This is a difficult letter for me to write…and an even more difficult letter for you to read, so I hope that you are sitting down.
Remember when we first met? I trembled in excitement upon hearing of a textbook option for New York City’s social studies curriculum. Once I had you (or the fourth grade version of you at the time), it was as if a great weight was lifted from me—finally, a concrete guide to instruction.
I was smitten just by looking at your spine…the glow off your glossy cover…the sharp color photos that littered almost every page.
Those first few months were incredible, weren’t they? Every day was something new, something exciting. We were so wild, so adventurous…we could take on the world. To be honest, we were into some really kinky shit, but that was all in the fun.
Each year, another book would await me, and my love affair renewed. The roller-coaster ride we shared made the mundane phone order to the central office in Tweed so—dare I say—exhilarating. The maps, the optional activities, the worksheets and games: at last, I thought, I found the one.
Yet, something changed.
At first, I thought it was just me. After a while, we settled into our routine. Occasionally, you provide a surprise to spice things up—a game on the Internet, or a music selection. That, however, was the exception to the rule. To be fair, that routine suited me fine…for a while.
Then, maybe it was my weakness…but I started to feel restless. The chapters and units weren’t doing it for me anymore. I felt trapped.
It was then that I met someone else…more like some other people, plural.
There were some websites on the Internet. I was leery, at first. But then, they lured me with their siren song of primary source documents, streaming video and interactive games. Once I saw the ever-changing and ever-expanding volumes of media, lesson plans, worksheets and graphic organizers, that old excitement, that feeling of adventure exploded over me again.
I had mentioned that I was attached, that I couldn’t turn my back on my beloved. They, in turn, mentioned some shocking things about you: that you don’t fact-check your information that well, that there are numerous mistakes in historical maps, that terminology and vocabulary are often misstated.
Worst of all, they said that by watering down the content for the sake of “readability”, you were holding me back—and even worse, holding my students hostage to shoddy literature.
I wouldn’t believe it. They were just jealous, after all, I thought. How could they appreciate the passion, the connection we have…besides, if there were flaws, you would have told me, right?

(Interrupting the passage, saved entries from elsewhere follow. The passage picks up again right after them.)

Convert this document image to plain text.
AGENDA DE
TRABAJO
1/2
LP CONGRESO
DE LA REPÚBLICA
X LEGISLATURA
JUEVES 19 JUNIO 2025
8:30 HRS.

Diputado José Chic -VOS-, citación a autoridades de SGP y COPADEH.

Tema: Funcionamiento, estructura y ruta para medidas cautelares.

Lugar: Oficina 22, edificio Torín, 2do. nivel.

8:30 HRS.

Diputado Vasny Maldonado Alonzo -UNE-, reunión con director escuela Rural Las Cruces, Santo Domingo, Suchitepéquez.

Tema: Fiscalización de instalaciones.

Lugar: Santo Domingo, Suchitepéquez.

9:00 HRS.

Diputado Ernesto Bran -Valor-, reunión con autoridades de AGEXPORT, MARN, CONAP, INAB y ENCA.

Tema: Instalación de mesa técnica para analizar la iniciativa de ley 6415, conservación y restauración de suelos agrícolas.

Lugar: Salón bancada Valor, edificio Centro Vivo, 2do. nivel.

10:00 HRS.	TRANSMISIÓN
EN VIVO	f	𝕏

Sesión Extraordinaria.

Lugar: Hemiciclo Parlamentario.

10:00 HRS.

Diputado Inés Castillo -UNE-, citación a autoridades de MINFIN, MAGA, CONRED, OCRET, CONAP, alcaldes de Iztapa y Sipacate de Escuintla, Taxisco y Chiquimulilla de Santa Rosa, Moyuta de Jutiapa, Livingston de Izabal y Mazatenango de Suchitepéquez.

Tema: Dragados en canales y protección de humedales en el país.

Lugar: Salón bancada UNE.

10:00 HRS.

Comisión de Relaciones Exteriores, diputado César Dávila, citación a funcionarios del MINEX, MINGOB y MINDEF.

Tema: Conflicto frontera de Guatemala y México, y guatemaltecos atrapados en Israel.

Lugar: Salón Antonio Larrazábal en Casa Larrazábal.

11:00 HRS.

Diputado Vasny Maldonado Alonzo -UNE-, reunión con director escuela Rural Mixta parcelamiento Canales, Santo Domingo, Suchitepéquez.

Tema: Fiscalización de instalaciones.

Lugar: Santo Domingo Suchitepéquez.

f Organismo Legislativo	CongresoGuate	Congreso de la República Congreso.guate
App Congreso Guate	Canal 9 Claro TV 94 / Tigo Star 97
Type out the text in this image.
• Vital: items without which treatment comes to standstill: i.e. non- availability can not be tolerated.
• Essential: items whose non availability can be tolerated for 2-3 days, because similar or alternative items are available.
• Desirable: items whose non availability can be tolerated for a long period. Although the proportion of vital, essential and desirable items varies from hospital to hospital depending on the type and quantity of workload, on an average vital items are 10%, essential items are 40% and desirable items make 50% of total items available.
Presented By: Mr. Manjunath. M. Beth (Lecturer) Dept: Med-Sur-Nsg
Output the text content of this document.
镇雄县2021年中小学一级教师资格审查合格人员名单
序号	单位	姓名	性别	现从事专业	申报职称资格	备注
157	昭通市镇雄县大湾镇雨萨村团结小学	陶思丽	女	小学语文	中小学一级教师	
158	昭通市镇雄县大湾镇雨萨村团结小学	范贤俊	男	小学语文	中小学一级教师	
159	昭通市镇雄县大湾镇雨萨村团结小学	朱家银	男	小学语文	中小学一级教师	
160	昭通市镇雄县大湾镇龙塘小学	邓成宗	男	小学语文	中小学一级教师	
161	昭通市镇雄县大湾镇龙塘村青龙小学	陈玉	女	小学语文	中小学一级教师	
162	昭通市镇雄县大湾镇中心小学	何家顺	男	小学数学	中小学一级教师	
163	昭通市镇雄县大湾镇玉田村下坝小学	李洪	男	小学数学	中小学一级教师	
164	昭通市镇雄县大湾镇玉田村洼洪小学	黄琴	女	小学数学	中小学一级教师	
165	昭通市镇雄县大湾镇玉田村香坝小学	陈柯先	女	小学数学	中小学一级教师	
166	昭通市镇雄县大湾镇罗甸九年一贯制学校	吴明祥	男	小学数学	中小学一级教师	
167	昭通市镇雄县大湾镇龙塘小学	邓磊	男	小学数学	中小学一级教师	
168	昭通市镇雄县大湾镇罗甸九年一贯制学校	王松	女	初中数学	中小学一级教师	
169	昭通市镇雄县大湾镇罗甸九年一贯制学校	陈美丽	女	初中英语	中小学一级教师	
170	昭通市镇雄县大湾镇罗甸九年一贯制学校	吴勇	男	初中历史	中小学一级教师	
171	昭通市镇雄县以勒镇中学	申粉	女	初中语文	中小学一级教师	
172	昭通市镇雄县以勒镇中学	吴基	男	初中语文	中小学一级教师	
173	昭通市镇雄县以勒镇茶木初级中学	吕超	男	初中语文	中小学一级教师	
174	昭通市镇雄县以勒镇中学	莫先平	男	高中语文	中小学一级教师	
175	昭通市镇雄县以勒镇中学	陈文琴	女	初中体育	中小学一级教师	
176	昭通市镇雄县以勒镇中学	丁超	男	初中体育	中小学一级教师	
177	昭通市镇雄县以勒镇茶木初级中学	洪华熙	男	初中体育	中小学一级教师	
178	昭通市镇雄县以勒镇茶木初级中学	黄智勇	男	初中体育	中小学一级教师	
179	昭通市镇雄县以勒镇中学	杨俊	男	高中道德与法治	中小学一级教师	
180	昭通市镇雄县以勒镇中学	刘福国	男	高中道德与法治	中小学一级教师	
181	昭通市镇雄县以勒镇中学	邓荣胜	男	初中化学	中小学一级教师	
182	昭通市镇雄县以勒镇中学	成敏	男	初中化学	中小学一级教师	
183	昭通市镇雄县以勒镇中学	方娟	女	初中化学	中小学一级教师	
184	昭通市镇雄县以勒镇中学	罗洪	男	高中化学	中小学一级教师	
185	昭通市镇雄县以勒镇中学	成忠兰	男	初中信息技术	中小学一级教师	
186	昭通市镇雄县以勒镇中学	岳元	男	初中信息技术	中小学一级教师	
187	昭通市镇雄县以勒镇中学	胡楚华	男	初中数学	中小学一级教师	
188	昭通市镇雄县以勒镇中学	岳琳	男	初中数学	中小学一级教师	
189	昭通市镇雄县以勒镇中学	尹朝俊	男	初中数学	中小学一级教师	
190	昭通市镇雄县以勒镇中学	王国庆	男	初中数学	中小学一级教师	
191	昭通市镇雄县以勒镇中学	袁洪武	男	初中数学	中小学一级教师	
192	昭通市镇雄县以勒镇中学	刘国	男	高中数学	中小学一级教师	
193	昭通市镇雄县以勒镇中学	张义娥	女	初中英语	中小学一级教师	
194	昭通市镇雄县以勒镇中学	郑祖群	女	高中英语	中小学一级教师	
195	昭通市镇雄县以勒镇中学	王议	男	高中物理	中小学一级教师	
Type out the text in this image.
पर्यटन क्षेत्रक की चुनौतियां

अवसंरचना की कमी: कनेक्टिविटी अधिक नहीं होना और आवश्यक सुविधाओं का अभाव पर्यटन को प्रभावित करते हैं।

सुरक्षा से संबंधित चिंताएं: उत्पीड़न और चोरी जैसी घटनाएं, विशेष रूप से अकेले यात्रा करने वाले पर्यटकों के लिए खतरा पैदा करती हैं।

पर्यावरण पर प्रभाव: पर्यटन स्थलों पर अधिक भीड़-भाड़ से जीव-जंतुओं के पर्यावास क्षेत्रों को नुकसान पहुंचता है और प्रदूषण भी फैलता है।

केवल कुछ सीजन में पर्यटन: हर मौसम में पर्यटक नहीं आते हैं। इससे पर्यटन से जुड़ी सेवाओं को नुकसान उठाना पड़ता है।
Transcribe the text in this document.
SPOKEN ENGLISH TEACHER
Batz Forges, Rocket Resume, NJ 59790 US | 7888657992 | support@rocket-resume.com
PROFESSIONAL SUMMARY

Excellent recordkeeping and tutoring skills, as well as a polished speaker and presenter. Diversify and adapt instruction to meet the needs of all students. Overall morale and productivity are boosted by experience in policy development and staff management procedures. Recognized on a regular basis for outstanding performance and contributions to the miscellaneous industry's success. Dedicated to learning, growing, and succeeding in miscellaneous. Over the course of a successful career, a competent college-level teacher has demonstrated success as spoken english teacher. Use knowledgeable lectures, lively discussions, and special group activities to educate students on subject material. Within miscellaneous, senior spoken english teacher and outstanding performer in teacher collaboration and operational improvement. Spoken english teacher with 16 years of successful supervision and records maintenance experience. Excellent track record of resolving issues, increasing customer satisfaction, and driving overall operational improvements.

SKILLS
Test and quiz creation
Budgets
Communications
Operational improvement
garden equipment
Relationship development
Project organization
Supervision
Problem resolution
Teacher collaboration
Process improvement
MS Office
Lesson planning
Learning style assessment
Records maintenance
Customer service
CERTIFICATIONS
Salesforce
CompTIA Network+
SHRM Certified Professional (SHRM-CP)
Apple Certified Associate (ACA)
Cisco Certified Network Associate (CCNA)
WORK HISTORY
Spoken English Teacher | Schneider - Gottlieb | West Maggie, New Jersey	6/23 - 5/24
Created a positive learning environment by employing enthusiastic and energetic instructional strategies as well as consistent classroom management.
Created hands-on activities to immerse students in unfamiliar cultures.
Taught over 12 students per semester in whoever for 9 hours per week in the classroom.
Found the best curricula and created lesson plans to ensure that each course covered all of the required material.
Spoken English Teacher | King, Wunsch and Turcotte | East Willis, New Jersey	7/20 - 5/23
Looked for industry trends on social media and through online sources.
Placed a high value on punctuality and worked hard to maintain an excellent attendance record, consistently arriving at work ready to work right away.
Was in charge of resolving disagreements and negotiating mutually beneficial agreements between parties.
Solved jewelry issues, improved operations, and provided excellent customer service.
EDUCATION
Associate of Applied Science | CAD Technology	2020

Well, I did some digging myself. On page 161 of the grade 3 book, this is what you say about the Roman Empire:
“The Roman Empire lasted about 500 years, but then broke apart. It had grown too large for its rulers to control. However, ancient Rome still affects the world with its ideas about government, architecture, and more.”
Fair enough, it is only for 3rd graders, but sometimes you water down way too much. Look at page 163:
“In the mid-1900s, World War II broke out. Many countries fought in this war, including Italy. Italy was on the side that lost.”
Umm, that’s it? No mention of the nightmare of a 21-year fascist dictatorship that preceded it? No mention of the other countries that bear more responsibility for losing—the ones that had more blood on their hands. Those kids can get that…why do you treat them like morons?
If that’s not bad enough, I found outright lies—lies that you should’ve told me about. Why did you keep it a secret that the leaders of the New Netherland colony were incorrectly called “governors” instead of the correct “directors-general”?
I’m not even going into the problems in the 5th grade book.
Why? Why did you hold me back so many years? Why the lies? The deceit? The lack of clarity and depth of content?
I’m sorry, but our relationship has really run its course. It’s over.
Please, no tears…it’s not entirely your fault. I was too stupid to realize how badly written you were. I didn’t see your limited vision and lack of depth.
Basically, we’ve really grown apart these past few years. I expanded my base of knowledge and resources through the internet, seminars, grants and lectures.
You just can’t grow past your binding.
You were suffocating me, and screwing my students in the process. There’s nowhere else for this to go.
Believe me, it’s better for both of us.
Goodbye, and good luck. Perhaps we’ll see each other again… that odd day that I need to waste a period with busywork in June.
Just don’t wait up for my call. Sorry, babe.